Последние вопросы маршалок задавал уже в силу инерции еще крутящегося маховика беседы, они никак не были связаны с результатом испытания. Тот 1750 год, о котором упомянул венгр, напомнил Белиньскому кое-что. Он открыл один, затем второй и третий ящичек позолоченного письменного стола. На самом дне нашел пожелтевший пергамент. Бросил на него взгляд, а когда поднял голову, ему хотелось увидеть руку офицера, но обе были заложены за спину. Тогда маршалок сделал вид, что перепутал документ, бросил пергамент в ящик и взял руки другой лист.
- Вы знаете французский язык, капитан?
- Да, ваше превосходительство.
- Будьте добры, переведете мне пару предложений. Пожалуйста!
Венгр протянул руку за документом, и маршалок вздрогнул. После пары предложений, из которых до не дошло ни слова, он прервал перевод:
- Достаточно! Янош, - обратился он к Фалуди, который молча стоял возле Кишша, - оставь нас одних.
Когда Фалуди закрыл за собой дверь, Белиньский поднялся из-за письменного стола и перешел на другую сторону.
- Даже не знаю, капитан, не ослышался ли я… Повторите, как вас зовут?
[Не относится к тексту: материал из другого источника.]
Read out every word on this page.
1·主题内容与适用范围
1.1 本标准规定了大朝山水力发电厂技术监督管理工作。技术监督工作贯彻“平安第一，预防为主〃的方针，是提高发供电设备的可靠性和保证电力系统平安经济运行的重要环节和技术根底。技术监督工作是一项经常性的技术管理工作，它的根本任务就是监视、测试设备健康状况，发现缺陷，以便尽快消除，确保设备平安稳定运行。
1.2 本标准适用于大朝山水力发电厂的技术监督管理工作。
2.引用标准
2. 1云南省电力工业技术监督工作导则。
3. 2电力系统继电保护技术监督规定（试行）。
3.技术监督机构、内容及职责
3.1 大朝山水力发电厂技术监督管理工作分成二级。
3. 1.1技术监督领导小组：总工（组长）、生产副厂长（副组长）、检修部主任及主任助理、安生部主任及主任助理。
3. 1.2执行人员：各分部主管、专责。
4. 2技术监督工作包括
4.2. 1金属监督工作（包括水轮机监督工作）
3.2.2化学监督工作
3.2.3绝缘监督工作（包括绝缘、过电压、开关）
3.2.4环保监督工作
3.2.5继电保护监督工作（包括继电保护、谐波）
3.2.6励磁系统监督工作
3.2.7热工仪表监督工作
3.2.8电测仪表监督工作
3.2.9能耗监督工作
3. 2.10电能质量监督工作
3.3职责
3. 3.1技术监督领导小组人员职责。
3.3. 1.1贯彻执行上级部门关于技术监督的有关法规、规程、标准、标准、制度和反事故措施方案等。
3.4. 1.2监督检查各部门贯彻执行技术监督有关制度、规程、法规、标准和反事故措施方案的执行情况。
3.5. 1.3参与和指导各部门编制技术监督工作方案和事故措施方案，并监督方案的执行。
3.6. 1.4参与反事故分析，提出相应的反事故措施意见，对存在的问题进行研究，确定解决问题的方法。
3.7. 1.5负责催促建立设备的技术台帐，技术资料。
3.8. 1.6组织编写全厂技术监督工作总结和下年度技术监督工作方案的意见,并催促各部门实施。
- Имре Воэреш, ваше превосходительство.
- Значит, не ослышался. Ничего не поделаешь, старость – это такой жестокий зверь, оставляет аппетит к женщинам, зато обворовывает от стольких чувств, от того же слуха… Потому что у меня сложилось впечатление, что вы представились как Имре Кишш!
Он уставился на капитана, но тот и не пошевельнулся.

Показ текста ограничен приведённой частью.